I always wondering about this since the first day my lecturer emphasised on the need of 'critical thinking' in law students. What actually meant by that phrase? At first, I thought that when we argue something based on our very own reasoning, then we are thinking critically. However, after putting myself into this faculty which thinking critically is a necessary, the definition of 'critical thinking' seems to be contradictory to mine!
When I put my doubts on this point to the lecturer, the answer I got was that,
'it means you could not let the mainstream media to lead your reasoning', i.e. you are thinking critically when you object the governmental policies, ministries' statements and whatever the government says or the majority views. Put it in a simpler way, when government says 'yes' and the opposition parties say 'no', you must say 'no'; when the government says 'correct' and the opposition say 'wrong', you must say 'wrong'.

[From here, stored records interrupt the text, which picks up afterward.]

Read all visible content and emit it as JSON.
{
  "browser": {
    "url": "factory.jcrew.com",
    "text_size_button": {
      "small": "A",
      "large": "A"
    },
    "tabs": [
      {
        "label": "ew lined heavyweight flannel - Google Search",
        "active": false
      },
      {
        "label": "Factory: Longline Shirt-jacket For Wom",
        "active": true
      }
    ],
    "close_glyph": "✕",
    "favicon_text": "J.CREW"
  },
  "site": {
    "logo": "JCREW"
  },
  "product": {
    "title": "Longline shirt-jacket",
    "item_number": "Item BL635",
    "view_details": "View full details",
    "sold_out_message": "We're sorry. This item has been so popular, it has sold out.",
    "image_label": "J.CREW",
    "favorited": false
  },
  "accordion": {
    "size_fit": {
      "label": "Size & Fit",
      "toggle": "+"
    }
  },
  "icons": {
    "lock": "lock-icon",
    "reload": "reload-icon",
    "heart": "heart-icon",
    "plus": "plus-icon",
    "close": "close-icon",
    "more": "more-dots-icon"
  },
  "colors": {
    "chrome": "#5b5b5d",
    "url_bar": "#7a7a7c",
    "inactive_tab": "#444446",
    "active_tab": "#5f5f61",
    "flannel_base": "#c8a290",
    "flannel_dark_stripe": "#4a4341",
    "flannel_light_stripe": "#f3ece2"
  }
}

Somehow, I just feel like the government is not stupid, they are the people we vote into the parliament to protect our interests. The controvercy between their ideas and the opposition's arose is just because both parties consider the same object from different perspective.
But, sir, would I fail to become a student who you think are capable to think critically, when I argue for the government or agree with the mainstream argument?
When all the great thinkers, analysts, professors say 'the law is wrong', then I must agree with them in order to qualified myself to become a critical thinker?
Is this what you meant by 'critical thinking'?